There are some who were relieved to learn of the active role of the National Accreditation Council as notified in SN of August 11, 2018
However, from the perspective of seasoned Human Resources Management Practitioners, there may well be a case for enquiring whether the scope of its monitoring is proactive enough to deal with the spate of institutions who purport to offer credible post –secondary education and related certification.
With respect to individual certification they may prefer that it does not fall to the responsibility of a single Assessment Officer and that, hopefully, the latter’s recommendations are reviewed, preferably at the level of the Council, at least for consistency. For certain their collective authority should be utilised in the case of a Master’s Degree.
It is possible, however, that the sequencing of investigation may be wrong, since the prerequisite should be that it is the institution which should have already been recognised to offer NAC approved programmes.
The foregoing having been said one would hope that it is, not inappropriate to seek clarification of what is referred to as ‘Guyana’s Draft Qualification Frame-work’, and of its legal status. A ‘Draft Framework’ does not appear to suggest an approved policy.

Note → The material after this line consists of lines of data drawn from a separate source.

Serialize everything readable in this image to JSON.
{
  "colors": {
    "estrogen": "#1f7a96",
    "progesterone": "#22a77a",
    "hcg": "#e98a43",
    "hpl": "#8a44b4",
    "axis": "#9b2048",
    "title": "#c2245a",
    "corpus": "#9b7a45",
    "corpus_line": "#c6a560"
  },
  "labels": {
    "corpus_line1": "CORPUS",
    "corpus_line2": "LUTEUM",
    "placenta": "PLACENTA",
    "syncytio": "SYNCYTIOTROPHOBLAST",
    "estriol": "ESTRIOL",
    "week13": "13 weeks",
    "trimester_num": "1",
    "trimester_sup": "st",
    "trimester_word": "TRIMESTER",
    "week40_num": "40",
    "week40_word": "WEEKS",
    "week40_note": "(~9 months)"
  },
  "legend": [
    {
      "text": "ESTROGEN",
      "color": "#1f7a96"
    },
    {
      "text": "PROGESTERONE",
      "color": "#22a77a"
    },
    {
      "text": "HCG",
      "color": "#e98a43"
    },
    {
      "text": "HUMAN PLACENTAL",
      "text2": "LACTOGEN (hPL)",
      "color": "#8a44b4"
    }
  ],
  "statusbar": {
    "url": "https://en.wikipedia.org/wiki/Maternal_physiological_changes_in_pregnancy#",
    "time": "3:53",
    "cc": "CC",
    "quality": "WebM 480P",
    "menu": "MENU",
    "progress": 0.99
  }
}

If so, then the National Accreditation Council would not appear to be operating on a comprehensive legal foundation.
Notwithstanding, there is good reason to be concerned about the quality of the several products (graduates) from some of the institutions under discussion. Close interactions, as well as careful examination of respective résumés for positions with which the undersigned has been involved over recent years in Guyana, more specifically during the recruitment process, have too often revealed a suspect level of educational achievement being allowed as eligible to qualify for entry into a ‘Master’s’ Programme. In effect, the latter is substituted for a First Degree.
As a Human Resources Practitioner with long experience in recruiting senior professionals throughout the Caribbean, one is too often disconcerted by the lack of the depth of understanding of the very programme which the local graduates should bring to the interview table.
From the letter of the Executive Director, it would appear that the NAC might possibly share similar or related concerns (even if only at the ‘Draft’ stage).